2.12 Suppose that a base cuboid has three dimensions A, B, C, with the following number of cells: |A| =
1,000,000, |B|=100, and |C|=1000. Suppose that each dimension is evenly partitioned into 10 portions
for chunking.
a. Assuming each dimension has only one level, draw the complete lattice of the cube.
Solution to Assignment1
b. If each cube cell stores one measure with 4 bytes, what is the total size of the computed cube if
the cube is dense?
1-D Cuboids
All: 1 * 4 = 4
A: 1,000,000 * 4 = 4,000,000
B: 100 * 4 = 400
C: 1,000 * 4 = 4,000
2-D Cuboids
AB: 1,000,000 * 100 * 4 = 400,000,000
AC: 1,000,000 * 1,000 * 4 = 4,000,000,000
BC: 100 * 1,000 * 4 = 400,000
ABC: 1,000,000 * 100 * 1,000 * 4 = 400,000,000,000
c. State the order for computing the chunks in the cube that requires the least amount of space,
and compute the total amount of main memory space required for computing the 2-D planes.

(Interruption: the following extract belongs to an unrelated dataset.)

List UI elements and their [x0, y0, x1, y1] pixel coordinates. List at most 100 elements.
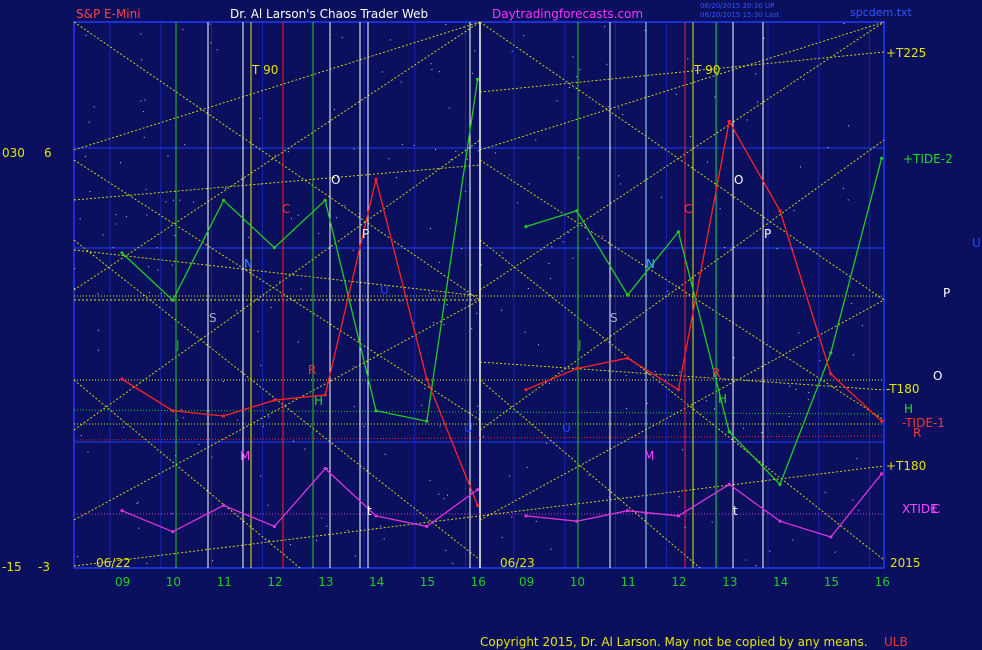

Answer: The total amount of main memory space required for computing the 2-D planes is
1,000 x 100 (for the entire BC plane) + 100 x 100,000 (for one row of the AB plane) +
100,000 x 100 (for one chunk of the AC plane) = 100,000 + 10,000,000 + 10,000,000 =
20,100,000 cells = 80,400,000 bytes.